In the morning we will focus on the setting of univariate functional data observed over time; in the afternoon we will move to the multivariate or curve setting. We will conclude with an overview of the current state-of-the-art, novel uses of functional data techniques in other areas (e.g., Topological Data Analysis), future directions and open problems. Accompanying computing code in R and Matlab will be provided and used during the course.

Prerequisites: The course is designed for researchers and students with a basic understanding of multivariate statistics with some experience in R/Matlab.

Conformal Inference Methods in Deep Learning

Instructor: Dr. Matteo Sesia

Matteo Sesia Dr. Matteo Sesia is an Assistant Professor of Data Sciences and Operations at the University of Southern California (USC) Marshall School of Business, and an Assistant Professor (by courtesy) of Computer Science at the USC Viterbi School of Engineering. Prior to joining USC, he earned a PhD in Statistics from Stanford University in 2020, advised by Emmanuel Candès. Dr. Sesia's research focuses on distribution-free statistical inference and uncertainty-aware machine learning. In particular, he develops powerful non-parametric methods to precisely estimate the uncertainty of predictions computed by deep neural networks or other sophisticated machine learning models, as well as assumption-lean methods to extract from high-dimensional data reliable knowledge about how a potentially complex outcome depends on a large number of explanatory variables. Dr. Sesia's research is partially funded by the NSF and by Amazon.

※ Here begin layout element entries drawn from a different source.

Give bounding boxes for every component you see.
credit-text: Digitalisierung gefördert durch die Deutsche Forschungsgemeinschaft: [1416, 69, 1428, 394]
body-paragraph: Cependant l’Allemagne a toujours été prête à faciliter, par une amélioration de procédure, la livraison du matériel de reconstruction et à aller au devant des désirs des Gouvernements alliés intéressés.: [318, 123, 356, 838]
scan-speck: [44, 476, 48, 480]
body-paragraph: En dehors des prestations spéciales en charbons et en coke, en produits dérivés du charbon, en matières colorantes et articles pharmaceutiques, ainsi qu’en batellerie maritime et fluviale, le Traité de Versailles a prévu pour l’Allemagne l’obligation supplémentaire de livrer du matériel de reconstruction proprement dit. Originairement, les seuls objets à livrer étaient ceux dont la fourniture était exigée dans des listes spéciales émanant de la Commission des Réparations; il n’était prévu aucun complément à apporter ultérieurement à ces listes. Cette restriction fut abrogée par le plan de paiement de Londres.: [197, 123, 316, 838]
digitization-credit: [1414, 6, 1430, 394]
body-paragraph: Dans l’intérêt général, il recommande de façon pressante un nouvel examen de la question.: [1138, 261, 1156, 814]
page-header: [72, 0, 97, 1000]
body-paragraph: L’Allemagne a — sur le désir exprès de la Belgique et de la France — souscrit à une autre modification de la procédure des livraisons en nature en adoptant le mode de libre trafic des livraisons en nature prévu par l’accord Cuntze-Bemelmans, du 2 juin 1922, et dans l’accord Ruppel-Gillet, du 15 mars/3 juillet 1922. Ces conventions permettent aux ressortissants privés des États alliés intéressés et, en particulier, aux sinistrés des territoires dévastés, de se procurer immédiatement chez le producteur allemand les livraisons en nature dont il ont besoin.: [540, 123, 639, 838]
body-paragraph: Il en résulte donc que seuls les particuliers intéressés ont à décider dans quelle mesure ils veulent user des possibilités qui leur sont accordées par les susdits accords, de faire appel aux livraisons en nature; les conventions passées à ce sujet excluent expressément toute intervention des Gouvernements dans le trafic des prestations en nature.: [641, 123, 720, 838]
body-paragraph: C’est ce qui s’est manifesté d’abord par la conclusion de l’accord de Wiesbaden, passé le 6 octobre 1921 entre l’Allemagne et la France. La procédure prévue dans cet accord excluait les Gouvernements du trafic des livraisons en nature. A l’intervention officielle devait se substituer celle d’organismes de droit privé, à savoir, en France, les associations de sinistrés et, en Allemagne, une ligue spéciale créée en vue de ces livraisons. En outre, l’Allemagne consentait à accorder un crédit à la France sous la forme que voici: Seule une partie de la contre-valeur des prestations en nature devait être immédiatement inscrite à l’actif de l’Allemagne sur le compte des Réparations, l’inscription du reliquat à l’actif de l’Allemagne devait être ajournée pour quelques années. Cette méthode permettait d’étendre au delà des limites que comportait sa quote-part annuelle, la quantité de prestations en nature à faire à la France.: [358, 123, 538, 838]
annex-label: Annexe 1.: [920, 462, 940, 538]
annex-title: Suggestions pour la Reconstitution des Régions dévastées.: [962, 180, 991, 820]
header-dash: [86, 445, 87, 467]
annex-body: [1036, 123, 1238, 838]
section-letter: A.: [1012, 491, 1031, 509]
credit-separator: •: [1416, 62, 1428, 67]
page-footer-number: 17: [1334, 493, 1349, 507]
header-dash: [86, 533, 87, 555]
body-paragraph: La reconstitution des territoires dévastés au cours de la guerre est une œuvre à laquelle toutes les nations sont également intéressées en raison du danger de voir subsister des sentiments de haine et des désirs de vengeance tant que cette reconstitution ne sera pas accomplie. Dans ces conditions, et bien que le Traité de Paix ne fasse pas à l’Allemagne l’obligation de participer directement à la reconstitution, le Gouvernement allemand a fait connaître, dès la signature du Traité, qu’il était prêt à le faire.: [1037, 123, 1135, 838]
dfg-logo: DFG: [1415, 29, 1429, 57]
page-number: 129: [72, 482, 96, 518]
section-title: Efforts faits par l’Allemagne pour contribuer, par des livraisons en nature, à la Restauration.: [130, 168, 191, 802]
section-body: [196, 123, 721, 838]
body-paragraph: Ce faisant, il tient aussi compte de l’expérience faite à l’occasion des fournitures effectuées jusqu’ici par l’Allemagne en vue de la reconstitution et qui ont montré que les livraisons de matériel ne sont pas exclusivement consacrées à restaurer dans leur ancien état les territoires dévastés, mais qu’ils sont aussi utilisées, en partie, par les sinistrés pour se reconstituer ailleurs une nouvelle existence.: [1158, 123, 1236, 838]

Abstract: This short course provides a hands-on introduction to modern techniques for uncertainty estimation in deep learning with a focus on conformal inference. Assuming only basic prior knowledge of probability, statistics, and machine learning, the course begins with an overview of the key concepts data exchangeability and univariate model-free prediction, which form the foundation of conformal inference. Participants will learn how to leverage these conformal inference ideas to construct reliable and interpretable uncertainty estimates for the predictions of deep neural network models in both multi-class classification and regression problems. The course also covers advanced topics of practical relevance, including techniques for computing conformal inferences that can automatically adapt to possible heteroscedasticity and skewness in the data, methods for obtaining conformal inferences with conditional validity properties to address issues of algorithmic fairness, and techniques for mitigating the over-confidence of deep neural networks. The course includes hands-on coding exercises and real-data demonstrations.


  • "Classification with Valid and Adaptive Coverage", Yaniv Romano, Matteo Sesia, Emmanuel J. Candès. NeurIPS (2020).
  • "Training Uncertainty-Aware Classifiers with Conformalized Deep Learning", Bat-Sheva Einbinder, Yaniv Romano, Matteo Sesia, Yanfei Zhou. NeurIPS (2022).
  • "Conformal inference is (almost) free for neural networks trained with early stopping", Ziyi Liang, Yanfei Zhou, Matteo Sesia. arXiv preprint (2023).
  • "Conformalized Quantile Regression", Yaniv Romano, Evan Patterson, Emmanuel J. Candès. NeurIPS (2019).
  • "A comparison of some conformal quantile regression methods", Matteo Sesia, Emmanuel J. Candès. Stat (2020).
  • "Conformal Prediction using Conditional Histograms", Matteo Sesia, Yaniv Romano. NeurIPS (2021).


  • Basic knowledge of probability and statistics
  • Working knowledge of the Python programming language
  • Basic knowledge of deep learning with PyTorch (optional but recommended)
  • A laptop with Python installed, including key machine learning packages, including Jupyter notebooks, pytorch, scikit-learn, and numpy.